Les Belges dans les starting-blocks pour la Gamescom
Cette édition annuelle de la Big Brotaru est placée sous le signe de la Gamescom, le plus grand salon européen du jeu vidéo qui se tiendra du 24 au 28 août à Cologne. La FLEGA, une association flamande de soutien aux développeurs a notamment dispensé des conseils pour s’y préparer au cours d’une conférence dans l’après-midi.
Selon l’avancement de leur développement, tous les créateurs ne viennent pas faire la même chose au salon colonais. Fabrice Daniel en est au stade de la prise de contact avec les éditeurs pour ses deux projets : un jeu coopératif PC, et « un jeu d’aventure en 3D en monde ouvert sur Switch, avec un twist ». Ça promet ! « On a déjà en tête des éditeurs avec qui on a envie de travailler. La question est la suivante : est-ce qu’eux ont-ils envie de travailler avec nous ! »
D’autres vont présenter leurs jeux dans la partie publique de la Gamescom.
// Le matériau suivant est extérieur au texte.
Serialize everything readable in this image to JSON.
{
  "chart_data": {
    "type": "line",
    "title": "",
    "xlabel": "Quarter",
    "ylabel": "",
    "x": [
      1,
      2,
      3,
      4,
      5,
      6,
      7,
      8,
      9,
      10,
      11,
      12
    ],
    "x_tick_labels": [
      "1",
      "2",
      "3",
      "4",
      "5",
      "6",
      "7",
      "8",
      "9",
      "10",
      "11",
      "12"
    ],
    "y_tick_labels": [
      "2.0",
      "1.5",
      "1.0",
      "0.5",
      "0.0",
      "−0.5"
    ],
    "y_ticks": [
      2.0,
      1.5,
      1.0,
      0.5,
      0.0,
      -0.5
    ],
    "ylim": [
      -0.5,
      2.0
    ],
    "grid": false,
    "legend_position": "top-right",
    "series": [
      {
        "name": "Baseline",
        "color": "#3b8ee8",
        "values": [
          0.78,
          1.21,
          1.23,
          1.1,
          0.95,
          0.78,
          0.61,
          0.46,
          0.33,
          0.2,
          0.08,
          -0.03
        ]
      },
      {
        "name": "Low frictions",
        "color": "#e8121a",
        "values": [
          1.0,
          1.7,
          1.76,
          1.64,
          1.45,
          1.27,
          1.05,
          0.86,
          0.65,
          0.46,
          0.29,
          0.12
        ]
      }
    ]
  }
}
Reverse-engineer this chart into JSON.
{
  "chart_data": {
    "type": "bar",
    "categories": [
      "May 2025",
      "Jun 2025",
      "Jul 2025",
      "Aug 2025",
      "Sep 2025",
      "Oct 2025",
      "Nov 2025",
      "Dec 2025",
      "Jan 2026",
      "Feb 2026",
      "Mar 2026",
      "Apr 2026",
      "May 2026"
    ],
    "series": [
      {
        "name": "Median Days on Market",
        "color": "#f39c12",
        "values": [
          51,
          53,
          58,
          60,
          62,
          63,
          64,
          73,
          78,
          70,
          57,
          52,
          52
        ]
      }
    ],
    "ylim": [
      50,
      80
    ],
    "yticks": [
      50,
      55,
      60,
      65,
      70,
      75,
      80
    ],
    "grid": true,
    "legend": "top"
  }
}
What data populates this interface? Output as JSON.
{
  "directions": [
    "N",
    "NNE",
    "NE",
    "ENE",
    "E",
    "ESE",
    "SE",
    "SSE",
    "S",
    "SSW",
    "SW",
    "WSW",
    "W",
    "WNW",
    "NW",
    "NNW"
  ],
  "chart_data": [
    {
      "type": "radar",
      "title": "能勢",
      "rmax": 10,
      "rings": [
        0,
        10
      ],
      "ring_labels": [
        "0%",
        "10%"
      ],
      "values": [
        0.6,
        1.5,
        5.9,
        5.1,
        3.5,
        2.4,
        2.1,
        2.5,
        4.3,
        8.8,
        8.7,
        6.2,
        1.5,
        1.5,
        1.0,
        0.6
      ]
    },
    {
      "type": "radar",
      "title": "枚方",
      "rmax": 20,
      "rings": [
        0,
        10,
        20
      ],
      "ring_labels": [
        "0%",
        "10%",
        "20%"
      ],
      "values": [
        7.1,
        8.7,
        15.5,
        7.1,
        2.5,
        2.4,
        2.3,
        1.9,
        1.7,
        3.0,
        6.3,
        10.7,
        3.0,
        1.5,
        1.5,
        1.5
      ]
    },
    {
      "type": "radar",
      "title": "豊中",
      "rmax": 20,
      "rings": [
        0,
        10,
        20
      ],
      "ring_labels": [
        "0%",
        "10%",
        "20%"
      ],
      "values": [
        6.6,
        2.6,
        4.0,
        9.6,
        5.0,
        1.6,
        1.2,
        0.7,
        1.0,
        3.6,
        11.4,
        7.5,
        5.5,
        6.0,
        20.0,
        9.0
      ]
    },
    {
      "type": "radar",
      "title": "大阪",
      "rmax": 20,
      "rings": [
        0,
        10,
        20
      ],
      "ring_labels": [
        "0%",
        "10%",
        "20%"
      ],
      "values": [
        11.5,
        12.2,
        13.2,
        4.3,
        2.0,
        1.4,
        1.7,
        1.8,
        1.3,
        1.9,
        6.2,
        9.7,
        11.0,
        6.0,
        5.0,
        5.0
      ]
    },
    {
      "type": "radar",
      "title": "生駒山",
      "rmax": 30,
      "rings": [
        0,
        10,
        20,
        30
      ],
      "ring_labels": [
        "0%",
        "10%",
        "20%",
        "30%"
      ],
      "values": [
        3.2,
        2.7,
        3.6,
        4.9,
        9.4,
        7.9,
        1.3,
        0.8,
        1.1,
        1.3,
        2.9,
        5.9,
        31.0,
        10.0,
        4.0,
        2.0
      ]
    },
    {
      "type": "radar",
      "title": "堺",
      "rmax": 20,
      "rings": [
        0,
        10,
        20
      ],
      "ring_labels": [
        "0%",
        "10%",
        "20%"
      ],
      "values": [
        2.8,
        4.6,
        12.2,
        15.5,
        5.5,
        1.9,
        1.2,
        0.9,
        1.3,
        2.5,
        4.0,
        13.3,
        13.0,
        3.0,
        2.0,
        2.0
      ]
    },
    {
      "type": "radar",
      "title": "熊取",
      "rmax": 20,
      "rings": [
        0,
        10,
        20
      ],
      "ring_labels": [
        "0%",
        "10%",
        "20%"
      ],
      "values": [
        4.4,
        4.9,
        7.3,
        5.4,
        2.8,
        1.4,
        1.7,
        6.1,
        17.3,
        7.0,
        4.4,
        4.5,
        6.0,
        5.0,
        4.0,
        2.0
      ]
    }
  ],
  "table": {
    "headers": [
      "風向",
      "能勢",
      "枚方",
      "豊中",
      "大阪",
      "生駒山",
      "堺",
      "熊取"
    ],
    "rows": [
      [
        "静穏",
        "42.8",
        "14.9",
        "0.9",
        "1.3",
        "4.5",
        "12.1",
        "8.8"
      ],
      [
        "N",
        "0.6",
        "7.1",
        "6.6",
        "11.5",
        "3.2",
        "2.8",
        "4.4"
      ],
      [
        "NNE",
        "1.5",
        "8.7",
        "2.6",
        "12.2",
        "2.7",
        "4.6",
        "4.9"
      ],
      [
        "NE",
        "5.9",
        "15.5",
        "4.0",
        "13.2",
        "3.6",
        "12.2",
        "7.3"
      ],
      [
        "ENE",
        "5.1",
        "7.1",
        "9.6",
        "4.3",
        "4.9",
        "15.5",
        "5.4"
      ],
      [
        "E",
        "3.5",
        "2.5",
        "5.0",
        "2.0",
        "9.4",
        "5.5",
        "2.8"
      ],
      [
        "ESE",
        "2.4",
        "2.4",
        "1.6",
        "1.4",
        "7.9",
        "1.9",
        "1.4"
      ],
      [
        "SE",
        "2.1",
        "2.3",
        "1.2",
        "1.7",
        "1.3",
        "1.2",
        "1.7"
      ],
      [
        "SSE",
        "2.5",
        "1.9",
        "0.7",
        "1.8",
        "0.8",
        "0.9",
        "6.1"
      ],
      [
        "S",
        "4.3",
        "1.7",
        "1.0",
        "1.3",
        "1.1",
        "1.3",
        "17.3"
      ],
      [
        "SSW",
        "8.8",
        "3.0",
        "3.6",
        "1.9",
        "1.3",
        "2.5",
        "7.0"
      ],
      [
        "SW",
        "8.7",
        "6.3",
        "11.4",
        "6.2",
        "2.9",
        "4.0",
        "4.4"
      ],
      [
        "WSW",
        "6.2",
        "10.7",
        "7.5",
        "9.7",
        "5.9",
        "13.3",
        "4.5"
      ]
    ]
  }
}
Et ça tombe bien, car la Big Brotaru se veut une sorte de répétition générale pour pitcher son projet. Notamment avec une présentation sur scène, où chaque créateur peut montrer cinq minutes de pur gameplay. On y voit un roguelike dans un univers western (Bounty of One), un RPG dark aux graphismes pastel (oui, c’est possible et ça s’appelle Necro Story), un runner/shooter où il faut taper des mots au clavier pour tirer, un jeu de réflexion à base de cordes d’instruments en réalité virtuelle (Virtuose)… Et un jeu à l’humour complètement barré façon Rick & Morty, Space Control VR, où des extraterrestres rigolos se font malmener par le joueur, installé en VR dans un guichet de fonctionnaire à la Papers, Please !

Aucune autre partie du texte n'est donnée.